Получив тяжелые ранения, они окажутся в числе офицеров, эвакуированных с фронта последними перед полным разгромом, безоговорочной капитуляцией. Долгое время пробывшие без сознания, но чудесным образом вновь соединенные друзья вытерпят еще немало мук и проведут долгие месяцы сначала во временных лагерях и полевых лазаретах в Польше, потом в госпитале военного лагеря в Берлине под непрекращающимися бомбежками.
И когда-нибудь, после долгих странствий по разоренной Германии, они доберутся до Кельштайна, где их, конечно, уже никто не ждет. И ни тот ни другой больше никогда не почувствует, что «вернулся домой».
Мои последние дни в Кельштайне плывут и тают в неопределенном, вялом беспокойстве. Я прекрасно вижу, что Клара старается не оставаться со мной наедине. Не уверен, что мне хочется снова оказаться в ее обществе, но бешусь, видя ее с другими. Словом, я опять втиснулся в жесткие рамки тревоги и стараюсь себя убедить, что Клара, окажись она в хижине во время грозы с другим парнем, вела бы себя точно так же. Да вот хотя бы с этим верзилой, который ржет, а не смеется! Или с толстым коротышкой, у которого щеки багровеют, стоит ему отхлебнуть пива! Или, само собой, с Томасом! Стискиваю зубы и снова до изнеможения рисую перекрученные фигуры, а потом узловатое дерево, на котором вызревают наполненные слезами и мухами глаза.

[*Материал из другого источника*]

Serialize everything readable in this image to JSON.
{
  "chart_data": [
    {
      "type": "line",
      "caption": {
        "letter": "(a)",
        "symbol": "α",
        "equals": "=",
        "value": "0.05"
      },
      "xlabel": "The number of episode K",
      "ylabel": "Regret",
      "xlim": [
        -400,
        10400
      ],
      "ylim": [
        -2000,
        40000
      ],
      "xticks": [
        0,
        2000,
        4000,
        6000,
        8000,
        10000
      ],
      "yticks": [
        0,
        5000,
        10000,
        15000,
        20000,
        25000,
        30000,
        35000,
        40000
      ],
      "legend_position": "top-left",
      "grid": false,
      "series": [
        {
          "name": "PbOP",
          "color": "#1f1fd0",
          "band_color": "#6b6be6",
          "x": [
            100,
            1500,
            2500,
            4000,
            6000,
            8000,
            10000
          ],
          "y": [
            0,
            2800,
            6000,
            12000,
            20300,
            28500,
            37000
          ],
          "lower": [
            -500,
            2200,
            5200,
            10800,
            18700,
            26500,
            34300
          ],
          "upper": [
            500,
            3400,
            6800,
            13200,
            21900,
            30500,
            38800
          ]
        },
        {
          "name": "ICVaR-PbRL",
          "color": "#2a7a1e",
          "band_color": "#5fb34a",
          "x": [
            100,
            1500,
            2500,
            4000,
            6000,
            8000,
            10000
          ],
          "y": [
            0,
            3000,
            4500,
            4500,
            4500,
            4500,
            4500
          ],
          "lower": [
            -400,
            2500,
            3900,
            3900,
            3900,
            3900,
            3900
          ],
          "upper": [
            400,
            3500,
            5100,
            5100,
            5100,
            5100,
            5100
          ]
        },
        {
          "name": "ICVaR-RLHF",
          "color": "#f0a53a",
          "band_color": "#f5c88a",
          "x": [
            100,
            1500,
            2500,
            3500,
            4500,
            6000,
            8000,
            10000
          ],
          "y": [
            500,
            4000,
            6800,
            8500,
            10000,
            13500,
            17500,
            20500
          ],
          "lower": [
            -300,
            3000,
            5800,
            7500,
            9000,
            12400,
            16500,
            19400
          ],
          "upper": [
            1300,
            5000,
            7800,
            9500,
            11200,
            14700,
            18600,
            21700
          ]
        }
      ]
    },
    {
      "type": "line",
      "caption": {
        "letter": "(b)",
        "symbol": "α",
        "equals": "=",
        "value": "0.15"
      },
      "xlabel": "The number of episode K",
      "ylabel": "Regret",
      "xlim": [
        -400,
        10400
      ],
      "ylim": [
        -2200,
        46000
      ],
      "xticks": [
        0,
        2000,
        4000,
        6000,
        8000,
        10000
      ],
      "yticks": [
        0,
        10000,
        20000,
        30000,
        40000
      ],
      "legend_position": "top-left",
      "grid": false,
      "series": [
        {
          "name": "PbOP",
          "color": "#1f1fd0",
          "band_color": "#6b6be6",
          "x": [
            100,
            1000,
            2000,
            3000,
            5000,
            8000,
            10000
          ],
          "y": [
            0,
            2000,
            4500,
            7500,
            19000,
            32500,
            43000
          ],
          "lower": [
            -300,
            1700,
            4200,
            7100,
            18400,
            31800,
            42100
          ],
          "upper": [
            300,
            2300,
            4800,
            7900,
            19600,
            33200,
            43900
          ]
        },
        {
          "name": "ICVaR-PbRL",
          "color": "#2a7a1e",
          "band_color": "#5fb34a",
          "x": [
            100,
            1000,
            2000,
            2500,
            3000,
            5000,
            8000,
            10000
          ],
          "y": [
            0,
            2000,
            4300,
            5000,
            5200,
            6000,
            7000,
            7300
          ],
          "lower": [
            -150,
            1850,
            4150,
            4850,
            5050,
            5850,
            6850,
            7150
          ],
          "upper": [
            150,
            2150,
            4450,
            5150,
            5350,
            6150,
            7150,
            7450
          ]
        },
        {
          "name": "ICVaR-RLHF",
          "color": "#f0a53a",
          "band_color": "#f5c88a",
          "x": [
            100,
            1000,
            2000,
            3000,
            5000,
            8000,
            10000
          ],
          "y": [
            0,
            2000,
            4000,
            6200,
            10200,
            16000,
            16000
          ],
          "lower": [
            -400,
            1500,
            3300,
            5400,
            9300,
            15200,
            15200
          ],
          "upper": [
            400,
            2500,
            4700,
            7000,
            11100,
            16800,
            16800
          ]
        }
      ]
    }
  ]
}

И вот, когда я накануне моего отъезда слоняюсь по главной улице Кельштайна, Клара кладет мне руку на плечо и с обезоруживающей непосредственностью подставляет щеку. Она не случайно оказалась у меня на пути, опять ее ведьминские штучки! Мы идем рядом. Я молчу.
— Ну вот, Поль, скоро ты вернешься в свою страну! Здесь ты был временно. Знаешь, может быть, мы когда-нибудь еще увидимся, потому что я хочу поехать во Францию, в Париж. Мне этого очень хочется. Я тебе напишу.
Моя ярость без остатка растворяется в нахлынувшей волне нежности, но я чувствую, что Клара собирается сказать мне что-то еще.